Alone, facing the four lycans made her feel small and weak. Defenseless. They were big, well-fed males who dominated the room, ate up all the space.

“What do you want?” she asked in a surprisingly steady voice.

They exchanged looks.

“We've come for the witch,” a gravelly female voice announced. A woman stepped forward, her voice ringing with authority. “Where is she?”

Sorcha turned, eyeing the older female. With gray-streaked hair, she looked more like a librarian than anyone who hung around these killers. Inhaling deeply, Sorcha immediately picked up on the fact that while she wasn't human, she wasn't lycan either.

“I'm looking for her, too,” Sorcha said, hoping to position herself as an ally—not an enemy. They outnumbered her. Her best chance of getting out of the situation unscathed was to let them think she was useful.

The female looked around again, assessing, her keen eyes missing nothing. The motion stirred the air, kicking up a pungent aroma of loamy woods. “Appears she hasn't been here for a while.”

“You mean we came all this way for nothing?” one of the lycans griped.

“She was here not that long ago,” Sorcha began. “I can—”

“Not for nothing,” the witch announced, looking at Sorcha in a way that made the hairs on the back of her neck stand up. Angling her head, she gazed intently at Sorcha. “There's you.”

“Me?”

“A dovenatu is a rare find. That's what you are, isn't it?” She didn't bother to let Sorcha confirm before continuing. “Even if we didn't find Tresa, we'll not return empty-handed. We'll have you.”

Sorcha swallowed, her muscles tensing, readying for battle. “And what do you want me for?”

The witch smiled then, her lips pulling back in a slow stretch over her teeth. “You'll see.” She flicked her fingers toward Sorcha. “Gentlemen, escort our guest to the vehicle.” They moved in as one, a great menacing wall.

Sorcha focused her attention on them, kicked the one nearest square in the gut, sending him from her like a launched missile. Spinning around, she kicked the next one.

The final two charged, closing in.

“Leave her be.” They stopped abruptly at the terse command.

How was it she controlled them? She approached
Sorcha with a benign smile on her sun-browned face. “We want to bring her home in good condition, after all.”

Curious and bewildered, Sorcha looked the female up and down. “Who are you?”
What
was she that she could command a group of lycans?

She lifted a hand, the motion unthreatening, almost elegant. “You'll be a wonderful addition. He'll be very pleased, don't you think, boys?”

He who?

The lycan Sorcha had launched across the room limped to her side and rasped in her ear, “Yeah. She'll be great in the arena. Excellent bait.”
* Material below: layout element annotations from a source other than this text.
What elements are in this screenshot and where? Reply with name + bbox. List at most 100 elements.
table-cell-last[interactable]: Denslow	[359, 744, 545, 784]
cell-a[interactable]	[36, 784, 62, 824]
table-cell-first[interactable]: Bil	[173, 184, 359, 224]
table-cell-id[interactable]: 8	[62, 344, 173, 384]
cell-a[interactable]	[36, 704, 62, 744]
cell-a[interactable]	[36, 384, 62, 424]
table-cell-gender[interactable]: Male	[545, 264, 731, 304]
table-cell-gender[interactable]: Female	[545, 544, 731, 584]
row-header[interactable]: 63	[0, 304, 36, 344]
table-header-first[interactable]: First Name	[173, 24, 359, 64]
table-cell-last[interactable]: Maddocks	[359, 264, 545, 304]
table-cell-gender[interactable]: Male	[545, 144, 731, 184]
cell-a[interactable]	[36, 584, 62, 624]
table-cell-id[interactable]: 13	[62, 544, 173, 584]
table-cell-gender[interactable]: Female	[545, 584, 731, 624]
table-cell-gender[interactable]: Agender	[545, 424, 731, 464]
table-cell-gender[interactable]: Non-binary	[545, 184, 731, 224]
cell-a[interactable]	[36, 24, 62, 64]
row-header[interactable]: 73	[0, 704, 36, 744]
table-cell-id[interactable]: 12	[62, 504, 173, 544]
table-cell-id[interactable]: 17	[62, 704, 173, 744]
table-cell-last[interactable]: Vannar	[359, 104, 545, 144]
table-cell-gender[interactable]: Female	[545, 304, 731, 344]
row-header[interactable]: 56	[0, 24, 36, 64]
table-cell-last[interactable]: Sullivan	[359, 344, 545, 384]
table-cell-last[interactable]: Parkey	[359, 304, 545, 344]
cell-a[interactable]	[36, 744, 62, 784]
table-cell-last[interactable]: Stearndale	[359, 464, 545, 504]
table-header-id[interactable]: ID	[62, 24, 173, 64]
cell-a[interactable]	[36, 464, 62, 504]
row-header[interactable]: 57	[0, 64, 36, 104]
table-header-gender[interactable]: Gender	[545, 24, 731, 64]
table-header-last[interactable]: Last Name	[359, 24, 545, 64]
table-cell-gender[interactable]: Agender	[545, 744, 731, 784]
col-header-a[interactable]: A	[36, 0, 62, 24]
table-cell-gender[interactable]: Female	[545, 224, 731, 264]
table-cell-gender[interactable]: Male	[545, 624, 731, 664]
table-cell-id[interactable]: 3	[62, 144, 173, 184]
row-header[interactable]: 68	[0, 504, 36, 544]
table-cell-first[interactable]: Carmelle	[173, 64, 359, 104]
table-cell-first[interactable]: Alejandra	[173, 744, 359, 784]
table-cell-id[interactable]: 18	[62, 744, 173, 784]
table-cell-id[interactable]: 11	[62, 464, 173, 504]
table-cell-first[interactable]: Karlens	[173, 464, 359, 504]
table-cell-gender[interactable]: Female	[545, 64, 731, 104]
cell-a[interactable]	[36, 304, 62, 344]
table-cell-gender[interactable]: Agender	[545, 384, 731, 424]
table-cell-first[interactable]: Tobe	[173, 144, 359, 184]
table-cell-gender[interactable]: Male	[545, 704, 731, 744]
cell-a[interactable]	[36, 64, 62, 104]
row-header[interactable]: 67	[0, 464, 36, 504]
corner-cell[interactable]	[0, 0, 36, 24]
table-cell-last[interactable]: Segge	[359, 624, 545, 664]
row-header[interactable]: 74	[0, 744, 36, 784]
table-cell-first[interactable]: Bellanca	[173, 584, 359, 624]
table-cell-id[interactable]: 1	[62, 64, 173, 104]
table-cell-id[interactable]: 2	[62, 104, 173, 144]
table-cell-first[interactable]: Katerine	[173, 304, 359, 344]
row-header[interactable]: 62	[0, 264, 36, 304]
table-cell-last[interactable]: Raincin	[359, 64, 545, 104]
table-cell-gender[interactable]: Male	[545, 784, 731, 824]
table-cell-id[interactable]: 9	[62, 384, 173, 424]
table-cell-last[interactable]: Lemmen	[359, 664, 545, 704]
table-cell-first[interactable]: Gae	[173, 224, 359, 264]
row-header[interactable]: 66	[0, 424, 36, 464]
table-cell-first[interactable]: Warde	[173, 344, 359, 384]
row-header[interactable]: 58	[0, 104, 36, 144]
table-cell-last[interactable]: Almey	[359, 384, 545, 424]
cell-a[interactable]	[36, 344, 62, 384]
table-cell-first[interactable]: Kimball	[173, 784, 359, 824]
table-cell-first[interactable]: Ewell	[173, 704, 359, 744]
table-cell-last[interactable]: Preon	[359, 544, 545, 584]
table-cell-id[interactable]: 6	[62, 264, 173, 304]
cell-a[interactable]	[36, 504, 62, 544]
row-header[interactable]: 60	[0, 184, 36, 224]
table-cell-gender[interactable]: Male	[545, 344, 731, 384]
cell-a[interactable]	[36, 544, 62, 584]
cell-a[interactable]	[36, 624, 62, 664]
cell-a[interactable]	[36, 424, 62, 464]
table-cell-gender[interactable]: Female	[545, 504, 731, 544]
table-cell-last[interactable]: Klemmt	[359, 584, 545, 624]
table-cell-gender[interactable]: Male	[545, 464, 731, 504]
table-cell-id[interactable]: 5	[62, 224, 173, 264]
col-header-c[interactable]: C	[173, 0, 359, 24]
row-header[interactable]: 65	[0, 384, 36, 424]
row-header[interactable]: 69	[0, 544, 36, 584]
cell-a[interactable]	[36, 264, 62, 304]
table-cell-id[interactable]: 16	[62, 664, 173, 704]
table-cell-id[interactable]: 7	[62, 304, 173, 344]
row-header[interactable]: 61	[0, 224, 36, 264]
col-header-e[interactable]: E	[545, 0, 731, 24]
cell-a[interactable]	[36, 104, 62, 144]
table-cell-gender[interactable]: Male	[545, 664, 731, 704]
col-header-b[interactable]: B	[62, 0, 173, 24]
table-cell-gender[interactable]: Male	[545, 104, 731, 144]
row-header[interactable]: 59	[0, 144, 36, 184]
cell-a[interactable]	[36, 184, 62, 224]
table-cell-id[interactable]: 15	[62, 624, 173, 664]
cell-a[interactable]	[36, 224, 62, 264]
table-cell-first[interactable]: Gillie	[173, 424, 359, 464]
Arena? Sorcha shook her head, uncomprehending. “What are you talking about?”

“We may not have Tresa, but we have you.” The woman flashed a bright smile, her teeth white as plaster. Then she lifted her hand higher, stopping it before Sorcha, curling and uncurling her fingers as if she were grasping something on the air. Something invisible to Sorcha, but it was there. Sorcha felt the change in the air current. A tinny thinness. Her skull began to pound, a twisting pain squeezing at her temples. A warning buzz filled her head. Enough. Time to get out of here.

She jerked back a step, willing her feet to move, run … speed had always been her ally before—

Nothing.

Her gaze slid down. Her arms wouldn't move. Her body had issued the command, but nothing. The buzzing grew, centering in her forehead.

She tried to move again, concentrating on making her limbs cooperate. Her lips moved silently with fervent words.